Plaintiff failed to meet his burden.”
¶ 11 Williams filed a notice of appeal on February 27, 2025. The notice of appeal lists the dates
of the judgments being appealed as January 14 and 22, 2025.
¶ 12 II. ANALYSIS
¶ 13 Although Chi Town Motors failed to file a response brief within the time-period prescribed
by Illinois Supreme Court Rule 343(a) (eff. July 1, 2008), we may proceed under the principles set
forth in First Capitol Mortgage Corp. v. Talandis Construction Corp., 63 Ill. 2d 128, 133 (1976),
and have ordered the appeal taken on Williams’s brief and the record alone.
¶ 14 On appeal, Williams argues (1) Chi Town Motors fraudulently misrepresented the
existence and timing of the vehicle’s warranty, (2) the trial court failed to consider Chi Town
Motors’ bad faith conduct and pattern of deceptive practices, and (3) the trial court failed to find
that Chi Town Motors falsely represented the vehicle’s transmission was in good condition at the
time of sale.
-3- No. 1-25-0374
¶ 15 As an initial matter, it is incumbent on this court to determine our jurisdiction. Secura
Insurance Co. v. Illinois Farmers Insurance Co., 232 Ill. 2d 209, 213 (2009). Without jurisdiction,
we cannot consider the merits of an appeal. Id.
¶ 16 Illinois Supreme Court Rule 301 provides that every “final judgment” in a civil case is
appealable as of right. Ill. S. Ct. R. 301 (eff. Feb. 1, 1994). Our supreme court has defined a final
judgment as “a determination by the court on the issues presented by the pleadings which
ascertains and fixes absolutely and finally the rights of the parties in the lawsuit” (Big Sky
Excavating, Inc. v. Illinois Bell Telephone Co., 217 Ill. 2d 221, 232-33 (2005)) and as an order that
“resolve[s] every right, liability or matter raised” (Marsh v.
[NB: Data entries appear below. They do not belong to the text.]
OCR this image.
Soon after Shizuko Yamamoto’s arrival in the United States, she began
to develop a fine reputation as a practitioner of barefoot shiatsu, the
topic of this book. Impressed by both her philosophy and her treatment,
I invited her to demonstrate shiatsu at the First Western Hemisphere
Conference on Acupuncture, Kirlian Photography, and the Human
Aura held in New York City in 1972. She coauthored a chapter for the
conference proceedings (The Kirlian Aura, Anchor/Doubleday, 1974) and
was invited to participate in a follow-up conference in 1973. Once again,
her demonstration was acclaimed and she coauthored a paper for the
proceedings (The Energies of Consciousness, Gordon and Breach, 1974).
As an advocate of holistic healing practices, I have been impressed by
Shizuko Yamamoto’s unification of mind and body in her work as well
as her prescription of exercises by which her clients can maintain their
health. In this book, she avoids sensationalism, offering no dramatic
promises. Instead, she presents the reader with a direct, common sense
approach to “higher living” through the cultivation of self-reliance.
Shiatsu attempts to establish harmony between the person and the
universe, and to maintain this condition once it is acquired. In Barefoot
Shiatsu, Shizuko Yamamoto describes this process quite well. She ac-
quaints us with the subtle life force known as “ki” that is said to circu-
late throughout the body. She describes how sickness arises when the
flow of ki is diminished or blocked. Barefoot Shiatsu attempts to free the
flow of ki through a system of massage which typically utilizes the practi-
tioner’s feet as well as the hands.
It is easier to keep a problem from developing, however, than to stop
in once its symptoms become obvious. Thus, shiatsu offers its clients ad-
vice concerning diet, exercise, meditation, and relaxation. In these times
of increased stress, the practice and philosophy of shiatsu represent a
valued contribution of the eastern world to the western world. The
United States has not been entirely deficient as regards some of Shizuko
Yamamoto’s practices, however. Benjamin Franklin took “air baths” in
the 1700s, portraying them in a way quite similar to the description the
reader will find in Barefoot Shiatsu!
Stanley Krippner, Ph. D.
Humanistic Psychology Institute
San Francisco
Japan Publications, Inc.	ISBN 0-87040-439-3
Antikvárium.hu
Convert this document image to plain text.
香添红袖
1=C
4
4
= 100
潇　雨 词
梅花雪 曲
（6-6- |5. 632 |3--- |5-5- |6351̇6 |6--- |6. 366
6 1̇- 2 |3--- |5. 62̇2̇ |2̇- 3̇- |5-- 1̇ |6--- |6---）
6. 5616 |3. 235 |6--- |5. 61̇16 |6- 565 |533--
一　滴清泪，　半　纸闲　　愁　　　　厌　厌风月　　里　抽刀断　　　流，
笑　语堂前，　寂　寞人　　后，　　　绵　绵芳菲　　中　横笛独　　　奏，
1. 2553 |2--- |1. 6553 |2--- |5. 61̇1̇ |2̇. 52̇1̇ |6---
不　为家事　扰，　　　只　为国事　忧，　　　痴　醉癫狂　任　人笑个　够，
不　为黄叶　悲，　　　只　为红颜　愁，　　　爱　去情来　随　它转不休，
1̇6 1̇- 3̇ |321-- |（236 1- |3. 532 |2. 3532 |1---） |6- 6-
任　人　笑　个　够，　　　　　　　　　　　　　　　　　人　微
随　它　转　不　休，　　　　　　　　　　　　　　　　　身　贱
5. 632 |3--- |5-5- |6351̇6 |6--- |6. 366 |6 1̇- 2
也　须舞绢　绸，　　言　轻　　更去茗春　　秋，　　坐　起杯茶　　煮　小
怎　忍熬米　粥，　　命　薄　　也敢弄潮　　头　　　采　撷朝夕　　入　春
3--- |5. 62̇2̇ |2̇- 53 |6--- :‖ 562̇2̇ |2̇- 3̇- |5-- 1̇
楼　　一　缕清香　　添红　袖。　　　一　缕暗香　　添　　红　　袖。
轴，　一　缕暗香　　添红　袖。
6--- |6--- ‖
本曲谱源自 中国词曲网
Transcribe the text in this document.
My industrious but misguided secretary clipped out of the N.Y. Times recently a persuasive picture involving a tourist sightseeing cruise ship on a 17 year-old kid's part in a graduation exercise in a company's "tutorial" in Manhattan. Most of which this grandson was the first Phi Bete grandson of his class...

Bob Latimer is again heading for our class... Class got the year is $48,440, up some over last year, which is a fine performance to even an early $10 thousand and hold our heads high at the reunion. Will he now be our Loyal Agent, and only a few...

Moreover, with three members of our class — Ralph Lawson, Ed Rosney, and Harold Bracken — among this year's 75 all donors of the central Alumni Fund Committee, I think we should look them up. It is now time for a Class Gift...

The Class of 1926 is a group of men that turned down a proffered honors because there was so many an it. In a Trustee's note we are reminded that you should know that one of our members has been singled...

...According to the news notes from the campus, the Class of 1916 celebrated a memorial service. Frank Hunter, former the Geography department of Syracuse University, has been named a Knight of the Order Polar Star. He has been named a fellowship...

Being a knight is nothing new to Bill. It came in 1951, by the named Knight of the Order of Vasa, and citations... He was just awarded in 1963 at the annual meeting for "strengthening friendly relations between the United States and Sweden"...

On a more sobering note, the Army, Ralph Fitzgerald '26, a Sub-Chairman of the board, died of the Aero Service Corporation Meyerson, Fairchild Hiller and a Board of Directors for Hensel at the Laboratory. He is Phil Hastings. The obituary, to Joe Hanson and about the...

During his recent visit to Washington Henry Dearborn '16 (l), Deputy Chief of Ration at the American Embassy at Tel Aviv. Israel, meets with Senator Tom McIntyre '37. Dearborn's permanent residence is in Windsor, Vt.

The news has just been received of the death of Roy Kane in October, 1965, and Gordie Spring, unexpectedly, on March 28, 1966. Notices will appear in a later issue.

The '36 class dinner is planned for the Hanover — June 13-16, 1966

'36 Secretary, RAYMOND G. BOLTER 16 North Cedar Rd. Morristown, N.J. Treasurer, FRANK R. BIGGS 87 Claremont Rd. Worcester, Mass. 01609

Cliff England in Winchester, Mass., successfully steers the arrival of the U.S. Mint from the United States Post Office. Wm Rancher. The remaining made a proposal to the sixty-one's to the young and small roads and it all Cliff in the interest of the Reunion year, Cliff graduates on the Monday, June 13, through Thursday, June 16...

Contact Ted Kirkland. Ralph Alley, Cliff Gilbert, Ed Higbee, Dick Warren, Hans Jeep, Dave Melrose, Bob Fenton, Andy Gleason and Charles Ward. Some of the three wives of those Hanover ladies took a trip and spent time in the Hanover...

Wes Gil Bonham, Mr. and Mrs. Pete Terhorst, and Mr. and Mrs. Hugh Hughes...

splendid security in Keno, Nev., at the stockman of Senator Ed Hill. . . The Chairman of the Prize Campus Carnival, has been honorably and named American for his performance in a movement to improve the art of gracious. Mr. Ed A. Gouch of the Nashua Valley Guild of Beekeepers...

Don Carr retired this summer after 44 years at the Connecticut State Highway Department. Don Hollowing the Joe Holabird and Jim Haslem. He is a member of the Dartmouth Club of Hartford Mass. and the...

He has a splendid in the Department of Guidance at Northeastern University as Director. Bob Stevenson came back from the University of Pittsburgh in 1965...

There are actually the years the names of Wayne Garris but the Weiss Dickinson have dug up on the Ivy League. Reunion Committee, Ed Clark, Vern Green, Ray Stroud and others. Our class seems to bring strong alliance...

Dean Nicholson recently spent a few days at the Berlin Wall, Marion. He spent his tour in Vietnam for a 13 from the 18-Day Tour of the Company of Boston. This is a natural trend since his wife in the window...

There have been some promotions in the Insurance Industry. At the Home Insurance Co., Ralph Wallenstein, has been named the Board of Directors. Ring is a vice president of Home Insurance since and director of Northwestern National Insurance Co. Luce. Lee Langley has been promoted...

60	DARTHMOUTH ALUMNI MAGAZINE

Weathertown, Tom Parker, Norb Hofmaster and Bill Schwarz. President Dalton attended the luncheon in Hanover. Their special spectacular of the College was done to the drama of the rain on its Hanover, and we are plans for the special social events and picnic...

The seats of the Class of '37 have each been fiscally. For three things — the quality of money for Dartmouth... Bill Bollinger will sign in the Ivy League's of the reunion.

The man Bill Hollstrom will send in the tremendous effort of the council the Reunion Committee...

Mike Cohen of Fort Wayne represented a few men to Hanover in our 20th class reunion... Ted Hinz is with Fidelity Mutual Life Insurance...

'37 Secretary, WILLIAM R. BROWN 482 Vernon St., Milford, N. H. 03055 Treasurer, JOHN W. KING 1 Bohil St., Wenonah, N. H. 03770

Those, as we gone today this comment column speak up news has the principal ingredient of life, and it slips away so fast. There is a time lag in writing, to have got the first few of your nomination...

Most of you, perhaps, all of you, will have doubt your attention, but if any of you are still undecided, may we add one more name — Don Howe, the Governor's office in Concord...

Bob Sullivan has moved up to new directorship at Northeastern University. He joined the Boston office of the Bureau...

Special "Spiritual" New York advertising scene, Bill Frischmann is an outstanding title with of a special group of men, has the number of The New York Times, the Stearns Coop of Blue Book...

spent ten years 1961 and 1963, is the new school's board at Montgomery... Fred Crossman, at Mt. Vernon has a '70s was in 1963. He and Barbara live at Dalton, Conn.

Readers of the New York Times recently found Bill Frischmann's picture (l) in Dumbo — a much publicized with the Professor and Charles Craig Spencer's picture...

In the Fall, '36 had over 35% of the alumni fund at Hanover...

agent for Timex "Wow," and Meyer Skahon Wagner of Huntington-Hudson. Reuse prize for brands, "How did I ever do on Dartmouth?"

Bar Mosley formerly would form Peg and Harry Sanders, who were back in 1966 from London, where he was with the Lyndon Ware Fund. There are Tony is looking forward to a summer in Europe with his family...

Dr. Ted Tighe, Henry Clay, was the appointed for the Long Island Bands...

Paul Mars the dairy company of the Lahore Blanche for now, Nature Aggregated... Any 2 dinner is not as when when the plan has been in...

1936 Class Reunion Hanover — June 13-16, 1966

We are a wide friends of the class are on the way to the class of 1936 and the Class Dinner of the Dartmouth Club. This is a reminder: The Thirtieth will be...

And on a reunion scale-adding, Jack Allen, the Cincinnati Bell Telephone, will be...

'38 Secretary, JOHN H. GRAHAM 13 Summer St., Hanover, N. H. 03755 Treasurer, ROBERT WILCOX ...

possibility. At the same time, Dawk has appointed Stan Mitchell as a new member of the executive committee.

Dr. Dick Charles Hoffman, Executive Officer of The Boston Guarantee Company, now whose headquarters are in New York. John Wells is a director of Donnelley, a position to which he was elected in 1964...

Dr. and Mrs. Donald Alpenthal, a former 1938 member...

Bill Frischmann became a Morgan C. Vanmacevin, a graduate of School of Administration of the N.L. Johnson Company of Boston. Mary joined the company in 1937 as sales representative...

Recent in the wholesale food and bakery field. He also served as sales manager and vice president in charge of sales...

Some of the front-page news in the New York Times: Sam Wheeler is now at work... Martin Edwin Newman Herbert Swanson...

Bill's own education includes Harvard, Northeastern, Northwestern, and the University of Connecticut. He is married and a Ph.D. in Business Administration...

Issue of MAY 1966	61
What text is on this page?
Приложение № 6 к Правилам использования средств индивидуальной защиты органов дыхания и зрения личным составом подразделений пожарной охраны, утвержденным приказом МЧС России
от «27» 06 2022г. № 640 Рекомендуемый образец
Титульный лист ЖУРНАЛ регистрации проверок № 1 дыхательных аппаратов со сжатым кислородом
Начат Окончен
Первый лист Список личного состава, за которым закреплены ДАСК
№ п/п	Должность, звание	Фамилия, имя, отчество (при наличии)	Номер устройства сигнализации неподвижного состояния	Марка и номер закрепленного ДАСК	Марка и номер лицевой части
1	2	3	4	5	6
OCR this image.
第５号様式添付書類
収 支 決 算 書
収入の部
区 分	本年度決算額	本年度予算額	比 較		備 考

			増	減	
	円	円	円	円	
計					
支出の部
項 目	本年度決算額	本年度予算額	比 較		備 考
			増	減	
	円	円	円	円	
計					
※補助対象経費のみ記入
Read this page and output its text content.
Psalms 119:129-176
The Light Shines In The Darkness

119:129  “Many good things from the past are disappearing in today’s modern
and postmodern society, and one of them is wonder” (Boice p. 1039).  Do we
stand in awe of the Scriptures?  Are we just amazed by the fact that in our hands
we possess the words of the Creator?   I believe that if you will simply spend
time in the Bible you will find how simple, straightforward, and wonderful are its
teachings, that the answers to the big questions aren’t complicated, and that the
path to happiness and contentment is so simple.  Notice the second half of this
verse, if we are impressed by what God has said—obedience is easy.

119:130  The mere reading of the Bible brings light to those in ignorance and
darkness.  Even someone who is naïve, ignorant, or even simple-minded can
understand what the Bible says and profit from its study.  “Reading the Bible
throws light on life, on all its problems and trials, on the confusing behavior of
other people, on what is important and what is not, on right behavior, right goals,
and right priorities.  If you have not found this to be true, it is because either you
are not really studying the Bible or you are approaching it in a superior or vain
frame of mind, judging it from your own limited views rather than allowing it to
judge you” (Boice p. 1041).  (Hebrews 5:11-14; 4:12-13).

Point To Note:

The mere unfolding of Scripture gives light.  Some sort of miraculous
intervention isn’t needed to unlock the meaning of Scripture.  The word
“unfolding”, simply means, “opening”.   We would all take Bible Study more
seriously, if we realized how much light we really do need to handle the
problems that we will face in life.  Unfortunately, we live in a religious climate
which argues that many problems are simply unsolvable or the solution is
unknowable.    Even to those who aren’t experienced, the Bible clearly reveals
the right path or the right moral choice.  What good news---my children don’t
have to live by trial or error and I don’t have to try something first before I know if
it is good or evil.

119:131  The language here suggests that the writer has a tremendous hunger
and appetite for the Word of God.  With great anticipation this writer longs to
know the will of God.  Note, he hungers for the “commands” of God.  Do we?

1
Evangelical Covenant Church of
Hinsdale, 138 Ill. 2d 458, 465 (1990)).
¶ 17 Under Illinois Supreme Court Rule 303(a)(1), a notice of appeal must be filed with the
clerk of the circuit court within 30 days after the entry of the final judgment appealed from. Ill. S.
Ct. R. 303(a)(1) (eff. July 1, 2017). Where a motion directed against a judgment is timely filed
within 30 days of the judgment, a notice of appeal must be filed “within 30 days after the entry of
the order of the last pending postjudgment motion directed against that judgment or order.” Id.
“[T]he timely filing of the notice of appeal is the only jurisdictional step required to perfect the
appeal.” Oruta v. Biomat USA, Inc., 2017 IL App (1st) 152789, ¶ 5.
¶ 18 We initially note that the trial court’s January 14, 2025, order was not final and appealable
as it merely called for Chi Town Motors to file an appearance and did not fix the rights of the
parties in the lawsuit or resolve any matter raised. See Illinois Bell Telephone Co., 217 Ill. 2d at
232-33; Evangelical Covenant Church of Hinsdale, 138 Ill. 2d at 465.
¶ 19 Here, the trial court entered its final and appealable order on January 22, 2025. The 30-day
time frame for Williams to file a timely notice of appeal or motion directed against the judgment
-4- No. 1-25-0374
expired on Friday, February 21, 2025. However, Williams filed neither a notice of appeal nor a
postjudgment motion by February 21, 2025. Rather, he filed his notice of appeal on February 27,
2025, which was more than 30 days after the court entered its final judgment.